Minding the gap: frequency of indels in mtDNA control region sequence data and influence on population genetic analyses



    1. Institute of Arctic Biology and Department of Biology and Wildlife, University of Alaska, Fairbanks, AK 99775 and Alaska Science Center, US Geological Survey, Anchorage, AK 99503
    Search for more papers by this author

John M. Pearce, Fax: 907-786-3636; E-mail: john_pearce@usgs.gov


Insertions and deletions (indels) result in sequences of various lengths when homologous gene regions are compared among individuals or species. Although indels are typically phylogenetically informative, occurrence and incorporation of these characters as gaps in intraspecific population genetic data sets are rarely discussed. Moreover, the impact of gaps on estimates of fixation indices, such as FST, has not been reviewed.
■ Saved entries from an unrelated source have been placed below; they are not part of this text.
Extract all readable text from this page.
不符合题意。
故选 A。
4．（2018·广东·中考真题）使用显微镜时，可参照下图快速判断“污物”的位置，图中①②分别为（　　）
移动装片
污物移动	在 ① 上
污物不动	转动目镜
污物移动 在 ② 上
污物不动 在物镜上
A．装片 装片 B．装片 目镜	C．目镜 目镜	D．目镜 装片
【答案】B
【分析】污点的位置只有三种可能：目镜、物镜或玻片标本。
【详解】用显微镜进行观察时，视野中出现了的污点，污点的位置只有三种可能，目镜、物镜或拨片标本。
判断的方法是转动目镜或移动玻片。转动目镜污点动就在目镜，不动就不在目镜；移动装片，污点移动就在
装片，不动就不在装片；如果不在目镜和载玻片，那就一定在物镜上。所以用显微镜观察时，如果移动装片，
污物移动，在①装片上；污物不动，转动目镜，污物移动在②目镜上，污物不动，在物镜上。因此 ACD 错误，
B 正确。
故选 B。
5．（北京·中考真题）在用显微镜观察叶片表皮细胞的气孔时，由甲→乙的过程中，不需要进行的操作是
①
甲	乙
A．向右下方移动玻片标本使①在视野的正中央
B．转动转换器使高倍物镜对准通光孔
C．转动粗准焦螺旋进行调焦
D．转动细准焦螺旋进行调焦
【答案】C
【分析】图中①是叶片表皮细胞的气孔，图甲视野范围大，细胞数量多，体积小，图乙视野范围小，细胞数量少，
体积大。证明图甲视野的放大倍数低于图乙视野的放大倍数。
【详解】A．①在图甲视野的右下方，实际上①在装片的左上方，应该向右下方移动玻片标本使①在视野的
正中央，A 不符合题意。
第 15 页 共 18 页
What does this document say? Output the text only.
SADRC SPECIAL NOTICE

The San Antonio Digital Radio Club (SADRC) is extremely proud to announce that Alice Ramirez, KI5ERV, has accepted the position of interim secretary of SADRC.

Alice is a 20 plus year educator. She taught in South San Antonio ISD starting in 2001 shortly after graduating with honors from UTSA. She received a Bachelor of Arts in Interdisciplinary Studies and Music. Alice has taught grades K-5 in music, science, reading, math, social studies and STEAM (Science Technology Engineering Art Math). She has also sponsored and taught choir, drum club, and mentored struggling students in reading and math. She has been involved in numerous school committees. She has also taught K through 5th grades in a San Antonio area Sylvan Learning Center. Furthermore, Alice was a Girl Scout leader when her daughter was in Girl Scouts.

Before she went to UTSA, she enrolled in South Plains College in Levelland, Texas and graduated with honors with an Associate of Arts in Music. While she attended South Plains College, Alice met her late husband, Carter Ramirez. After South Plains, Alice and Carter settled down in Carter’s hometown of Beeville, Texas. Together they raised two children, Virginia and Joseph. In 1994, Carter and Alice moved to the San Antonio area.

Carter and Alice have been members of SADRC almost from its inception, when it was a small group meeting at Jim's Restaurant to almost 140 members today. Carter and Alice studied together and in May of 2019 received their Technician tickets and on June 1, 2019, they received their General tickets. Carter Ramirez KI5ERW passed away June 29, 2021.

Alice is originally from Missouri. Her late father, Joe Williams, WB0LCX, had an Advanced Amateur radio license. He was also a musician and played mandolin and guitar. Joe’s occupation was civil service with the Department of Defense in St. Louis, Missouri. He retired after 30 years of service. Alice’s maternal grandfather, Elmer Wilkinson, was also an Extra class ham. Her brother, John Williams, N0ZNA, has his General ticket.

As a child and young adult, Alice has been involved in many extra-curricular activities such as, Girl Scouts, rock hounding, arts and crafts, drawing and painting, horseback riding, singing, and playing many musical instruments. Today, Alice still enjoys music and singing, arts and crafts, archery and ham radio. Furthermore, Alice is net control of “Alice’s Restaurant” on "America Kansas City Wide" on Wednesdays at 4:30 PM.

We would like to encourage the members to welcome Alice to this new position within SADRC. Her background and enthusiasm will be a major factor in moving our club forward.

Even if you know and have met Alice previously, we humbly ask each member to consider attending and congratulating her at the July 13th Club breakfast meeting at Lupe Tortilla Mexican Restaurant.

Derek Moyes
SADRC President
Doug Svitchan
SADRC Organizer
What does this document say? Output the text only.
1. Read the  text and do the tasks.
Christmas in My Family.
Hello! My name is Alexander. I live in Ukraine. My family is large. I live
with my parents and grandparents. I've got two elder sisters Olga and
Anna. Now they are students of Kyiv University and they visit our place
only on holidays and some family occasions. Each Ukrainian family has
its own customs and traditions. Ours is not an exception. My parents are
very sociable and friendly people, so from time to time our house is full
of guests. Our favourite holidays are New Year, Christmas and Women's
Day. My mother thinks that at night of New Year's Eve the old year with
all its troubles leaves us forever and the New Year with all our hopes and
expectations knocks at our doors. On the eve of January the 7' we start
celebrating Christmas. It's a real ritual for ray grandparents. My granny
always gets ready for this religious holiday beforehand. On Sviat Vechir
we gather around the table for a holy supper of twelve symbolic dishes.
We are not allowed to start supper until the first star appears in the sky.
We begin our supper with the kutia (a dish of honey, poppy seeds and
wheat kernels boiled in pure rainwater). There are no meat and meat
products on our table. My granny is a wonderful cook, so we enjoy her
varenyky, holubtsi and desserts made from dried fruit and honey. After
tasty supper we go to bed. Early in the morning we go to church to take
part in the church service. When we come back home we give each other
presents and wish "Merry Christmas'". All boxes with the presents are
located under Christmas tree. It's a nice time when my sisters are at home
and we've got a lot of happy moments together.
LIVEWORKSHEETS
Here, I summarize the occurrence and population genetic signal of indels among 60 published studies that involved alignments of multiple sequences from the mitochondrial DNA (mtDNA) control region of vertebrate taxa. Among 30 studies observing indels, an average of 12% of both variable and parsimony-informative sites were composed of these sites. There was no consistent trend between levels of population differentiation and the number of gap characters in a data block. Across all studies, the average influence on estimates of ΦST was small, explaining only an additional 1.8% of among population variance (range 0.0–8.0%). Studies most likely to observe an increase in ΦST with the inclusion of gap characters were those with < 20 variable sites, but a near equal number of studies with few variable sites did not show an increase. In contrast to studies at interspecific levels, the influence of indels for intraspecific population genetic analyses of control region DNA appears small, dependent upon total number of variable sites in the data block, and related to species-specific characteristics and the spatial distribution of mtDNA lineages that contain indels.